Shaw also highlighted specific approaches for future research in this area. “The methodological point for researchers looking to study cognitive surrender is that showing people an ‘AI-generated answer’ (i.e., a hypothetical AI answer) in a vignette is not the same as letting people decide whether, when, and how to consult a live AI assistant,” he noted.
“Effective research should use real-life optional instances of LLM alongside tasks, so researchers can observe whether people open chats, what questions they ask, and whether they follow or override their answers,” Shaw added.
“Experimentally explaining cognitive surrender requires experimentally controlling/randomizing the accuracy of the AI output with respect to only the specific items/configurations of interest in the study, while leaving all other elements of the LLM unconstrained,” Shaw explained. This allows scientists to measure true human behavior in a realistic digital environment.
Looking ahead, the researchers plan to expand their investigation. “The next step is to use field research to study cognitive surrender in naturalistic, higher-risk settings, and consider medical, legal, and educational settings,” Shaw said. “We also want to identify interventions that preserve the benefits of AI while reducing uncritical reliance on it, both on the user side and on the interface design side.”

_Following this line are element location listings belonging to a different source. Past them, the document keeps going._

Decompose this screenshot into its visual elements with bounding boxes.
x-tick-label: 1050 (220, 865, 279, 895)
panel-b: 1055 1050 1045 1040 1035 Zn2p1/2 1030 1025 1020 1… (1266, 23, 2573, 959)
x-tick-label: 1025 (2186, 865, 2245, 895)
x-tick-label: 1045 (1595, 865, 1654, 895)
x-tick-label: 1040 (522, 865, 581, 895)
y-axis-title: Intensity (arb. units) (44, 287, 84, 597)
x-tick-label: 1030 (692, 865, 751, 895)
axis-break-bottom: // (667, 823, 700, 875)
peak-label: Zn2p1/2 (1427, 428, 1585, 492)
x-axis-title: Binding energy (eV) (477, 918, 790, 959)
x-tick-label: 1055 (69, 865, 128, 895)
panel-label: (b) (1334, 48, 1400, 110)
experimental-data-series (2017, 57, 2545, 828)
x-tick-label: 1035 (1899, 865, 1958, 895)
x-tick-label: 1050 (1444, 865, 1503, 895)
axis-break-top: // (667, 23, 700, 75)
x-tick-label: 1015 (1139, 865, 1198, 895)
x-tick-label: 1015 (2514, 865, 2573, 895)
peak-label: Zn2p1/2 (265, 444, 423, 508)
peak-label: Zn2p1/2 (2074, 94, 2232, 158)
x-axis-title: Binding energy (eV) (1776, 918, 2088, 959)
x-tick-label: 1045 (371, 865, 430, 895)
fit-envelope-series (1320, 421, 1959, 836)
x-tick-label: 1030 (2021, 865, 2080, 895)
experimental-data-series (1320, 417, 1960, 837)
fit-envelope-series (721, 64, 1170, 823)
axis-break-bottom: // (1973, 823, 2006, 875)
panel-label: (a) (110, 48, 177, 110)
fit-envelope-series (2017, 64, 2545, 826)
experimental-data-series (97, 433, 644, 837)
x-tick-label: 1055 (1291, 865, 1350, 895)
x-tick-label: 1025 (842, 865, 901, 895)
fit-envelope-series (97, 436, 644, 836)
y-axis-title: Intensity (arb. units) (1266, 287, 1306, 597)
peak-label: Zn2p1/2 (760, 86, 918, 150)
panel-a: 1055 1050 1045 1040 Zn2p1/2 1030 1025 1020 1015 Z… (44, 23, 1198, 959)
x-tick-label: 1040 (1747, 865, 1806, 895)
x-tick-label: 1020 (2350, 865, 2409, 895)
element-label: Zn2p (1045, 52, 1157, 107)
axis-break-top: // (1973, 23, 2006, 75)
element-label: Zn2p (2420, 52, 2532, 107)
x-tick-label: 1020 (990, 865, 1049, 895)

This study provides practical lessons for everyday users. “Although AI is extremely useful, our findings suggest that people can enter what is called ‘cognitive surrender’, a state in which they adopt AI outputs with minimal scrutiny even when they are wrong,” Shaw explained.
“Cognitive surrender is adaptive and improves the accuracy and speed of reasoning, but it also connects human decision-making to System 3 and shifts agency to AI.Practically speaking, we need to carefully consider in what situations and domains we accept a reduction or loss of agency,” he said. “If we want to protect skills and critical thinking, users must first form their own answers based on intuition and deliberation, and then use AI models to challenge, refine, and extend their thinking, rather than replace it.”
The study, “Thinking – Fast, Slow, Artificial: How AI is Reshaping Human Reasoning and the Rise of Cognitive Surrender,” was authored by Steven D Shaw and Gideon Nave.